補聴器・難聴アンケートに切実な声 「高くて手がでない」/購入に公的補助求める

「補聴器は、眼鏡、義歯、歩行具などに比べてあまりに高額です」

日本共産党東京都議団が実施した「補聴器と難聴アンケート」に切実な声が寄せられています。

共産党東京都議団実施

厚労省に話を聞くあぜ上、池川各都議、吉良、大門各参院議員、川村のりあき新宿区議=4月24日、参院議員会館(「しんぶん赤旗」提供)

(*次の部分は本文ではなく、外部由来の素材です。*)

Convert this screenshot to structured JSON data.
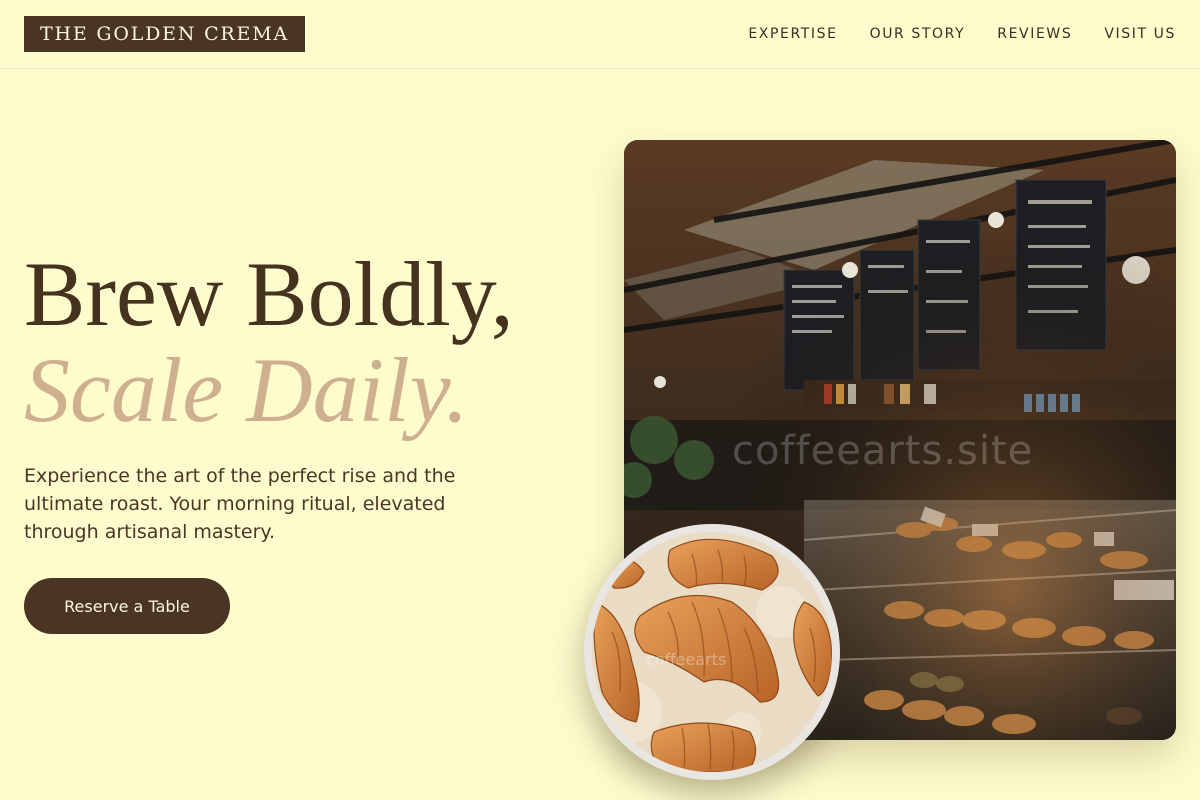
{
  "brand": {
    "name": "THE GOLDEN CREMA"
  },
  "nav": {
    "items": [
      {
        "label": "EXPERTISE"
      },
      {
        "label": "OUR STORY"
      },
      {
        "label": "REVIEWS"
      },
      {
        "label": "VISIT US"
      }
    ]
  },
  "hero": {
    "title_line1": "Brew Boldly,",
    "title_line2": "Scale Daily.",
    "description": "Experience the art of the perfect rise and the ultimate roast. Your morning ritual, elevated through artisanal mastery.",
    "cta_label": "Reserve a Table"
  },
  "images": {
    "main_watermark": "coffeearts.site",
    "circle_watermark": "coffeearts"
  },
  "colors": {
    "background": "#fefccd",
    "brand_dark": "#4a3424",
    "accent_tan": "#cfb08c"
  }
}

アンケートは5月8日から。6月末現在、回答者は527人です。

「自由記述欄に皆さんぎっしり書かれています。その反応に驚いています」。
アンケートを呼びかけてきた日本共産党の池川友一都議の話です。

寄せられた声は切実です。

「耳が聞こえないのはかなり悲しいです。大切なことは何回も聞くなりして、対応していますが、会合などは、つい控えてしまいます」
「両耳で30万円は高額。義歯だと保険適用になるのに、補聴器がならないのはおかしい」

補聴器の平均購入額は、27万659円でした。最高額は100万円。
補聴器を購入しなかった理由の1位は「価格が高い」。
補聴器使用の動機になるものは「購入費補助制度がある」「価格が安くなったら」。

カラ返事増えた

ヘルパーの女性(75)=東京都目黒区=は「介護の利用者さんの話が聞こえづらく、カラ返事することが多くなった」と言います。
月2回のヘルパー会議では集音器で対応していますが、「雑音が入って不自由」です。

「補聴器店に聞いたら、両耳で約20万円といわれて、とても買えないことがわかりました」。
ヘルパーの収入と年金をあわせて月収は10万円程度。「補聴器を無料で貸し出す制度があればね…」と行政の支援を求めます。

年金暮らしの男性(78)=東京都清瀬市=は、5年ほど前から右耳が聞こえにくくなりました。
集音器や高齢者向けスピーカーを買ってしのいできましたが、昨年9月、耳鼻科医に補聴器をすすめられました。

補聴器は専門家による一人ひとりに合わせた調整が必要ですが、そのことを十分知らされず、「とりあえずインターネットで右耳用のみ3万円ほどの補聴器を購入しました。しかし、金属音など聞こえなくていい雑音は聞こえますが、人の声は聞きとりづらい。電池代も高い」といいます。

生活向上に重要

池川都議は「アンケートを通して、加齢性難聴問題の切実さが浮き彫りになりました。

質問では、早期の補聴器使用は日常生活の質の向上を図るまで重要、と都も認めています。そのためには、補聴器購入への公的補助、補聴器の調整など連結した施策が欠かせません。
寄せられた切実な声を、施策実現に生かしていきたい」と話しています。

「聞こえの支援を推進」と都が答弁 池川都議に

池川友一都議は、6月12日の都議会一般質問で、アンケートで寄せられた「切実な声」を紹介。
早期の補聴器使用、聴力検査による聴力低下の早期発見、補聴器の調整などの重要性をのべました。

「『補聴器が高い』ことが補聴器普及の一番の課題だ」と指摘。
区市町村が実施する補聴器支給や購入費助成への都による補助の充実、補聴器購入費補助の創設を求めました。

都側は「高齢者の聞こえの支援を推進する」「早期の補聴器使用は日常生活の質の向上に有効」などと答えました。

難聴者への支援については、日本共産党都議団は「高齢者等の『聞こえの支援』に関する東京都への提言」(2012年)など早くから具体策を提起してきました。
「提言」の翌年、都議会で難聴者のための携帯型の磁気ループを購入しました。磁気ループを活用する区市町村への補助も始まっています。

今年2月26日には清水ひで子都議が、3月13日にはあぜ上三和子都議が都議会で、自治体のとりくみや難聴者の実態を紹介。
都として補聴器購入補助制度の実施、磁気ループの普及・啓発などを強く求めました。